A warm standby server involves creating a full backup and periodic transaction log backups at the primary server, and then applying those backups, in sequence, to the standby server. The standby server is left in a read-only state between restores. When the standby server needs to be made available for use, any outstanding transaction log backups, including the backup of the active transaction log from the primary server, are applied to the standby server and the database is recovered. A common log-shipping scenario is creating a warm standby server whereby the log-shipping secondary server is located close to the primary server. If the primary server goes down for planned or unplanned downtime, the secondary server takes over and maintains business continuity. Then, the DBA may choose to failback to the primary server when the primary server becomes available.

It is simple to configure a warm standby server with log shipping because it uses the dependable transaction log backup, operating system copy file, and transaction log restore. In most warm standby scenarios, you should configure the log-shipping jobs to execute at a shorter interval to maintain the secondary server closely in sync with the primary server, to reduce the amount of time to switch roles, and to reduce data loss. Additionally, to further limit data loss, if the active portion of the primary server’s transaction log is available, the secondary server would be restored to the point in time of the failed primary server.

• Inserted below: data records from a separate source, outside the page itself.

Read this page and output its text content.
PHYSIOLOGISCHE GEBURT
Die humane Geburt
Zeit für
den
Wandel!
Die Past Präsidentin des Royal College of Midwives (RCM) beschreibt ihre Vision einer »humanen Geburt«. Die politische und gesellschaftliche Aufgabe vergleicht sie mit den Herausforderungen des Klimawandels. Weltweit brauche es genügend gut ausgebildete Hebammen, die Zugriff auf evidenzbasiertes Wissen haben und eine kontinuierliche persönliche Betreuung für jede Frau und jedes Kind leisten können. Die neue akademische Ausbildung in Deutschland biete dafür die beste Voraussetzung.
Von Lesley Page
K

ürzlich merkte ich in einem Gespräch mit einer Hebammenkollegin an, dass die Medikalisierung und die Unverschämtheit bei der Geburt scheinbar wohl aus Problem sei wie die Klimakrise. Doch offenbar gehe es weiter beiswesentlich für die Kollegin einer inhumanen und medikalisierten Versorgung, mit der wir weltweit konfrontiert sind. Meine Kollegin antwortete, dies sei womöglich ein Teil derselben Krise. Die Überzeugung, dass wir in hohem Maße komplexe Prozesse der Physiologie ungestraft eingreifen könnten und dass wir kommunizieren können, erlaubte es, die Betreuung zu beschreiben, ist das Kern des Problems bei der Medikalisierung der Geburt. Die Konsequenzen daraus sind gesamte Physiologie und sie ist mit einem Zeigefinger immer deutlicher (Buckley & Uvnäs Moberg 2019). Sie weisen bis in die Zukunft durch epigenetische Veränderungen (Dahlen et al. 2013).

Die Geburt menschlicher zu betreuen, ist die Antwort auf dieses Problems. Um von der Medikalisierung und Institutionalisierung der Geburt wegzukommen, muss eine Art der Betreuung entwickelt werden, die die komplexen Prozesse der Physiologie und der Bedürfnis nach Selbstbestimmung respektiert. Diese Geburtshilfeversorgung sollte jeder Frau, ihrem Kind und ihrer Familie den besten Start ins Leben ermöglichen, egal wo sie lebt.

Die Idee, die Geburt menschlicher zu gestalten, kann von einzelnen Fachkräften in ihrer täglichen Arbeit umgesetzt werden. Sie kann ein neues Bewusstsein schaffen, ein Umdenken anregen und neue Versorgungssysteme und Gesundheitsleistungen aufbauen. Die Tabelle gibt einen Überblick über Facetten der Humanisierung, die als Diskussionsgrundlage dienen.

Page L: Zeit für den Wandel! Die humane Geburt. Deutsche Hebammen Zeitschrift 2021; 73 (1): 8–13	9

However, in some situations, the active portion of the transaction log may not be available when the storage where the transaction log resided on is not accessible, or some transaction log files that were in transit may not have made it to the secondary server, causing some data loss. In a typical role-switch scenario, you would recover all in-transit transaction logs and the active portion of the transaction log before recovering the secondary server. Users would also need to be redirected because log shipping, unlike Windows failover clustering, has no automatic user redirect.

Sometimes, when performing a failback, log shipping is used in place of Windows failover clustering because it is a less expensive solution; for example, clustering requires a shared disk system that an organization may not own. Log shipping does not have such hardware requirements, so an organization may already own hardware that is not failover — cluster-compatible that can be used for log shipping. Moreover, in log shipping, the primary and secondary databases exist on separate servers. This is a shared-nothing environment. Windows failover clustering uses one shared disk system with a single copy of your database on the shared disk, which could become corrupted.

NOTE

Unlike clustering, log shipping failover is always a manual process. This means you must initiate and monitor the status of the failover process and update the client application’s connection strings to the new primary. When you use Windows Clustering for SQL Server, the monitoring and failover is done automatically. When you determine that you must failover to the secondary log shipping server, the execution of the steps can be manual or automated. If you choose automation, then you must create scripts that do work on your behalf. Examples of these scripts are covered later.

Another difference between log shipping and clustering is that clustering protects the whole SQL Server instance. In failover clustering, all databases on the instance are included in the solution. Log shipping is done per database. You can even log ship from one database to another on the same server. If you need high availability for all the databases on a server, you can achieve it using either clustering or log shipping. If you choose log shipping, you have to set it up for each database on the server. If you want some, but not all, of the databases on a server to be highly available, log shipping is the best choice.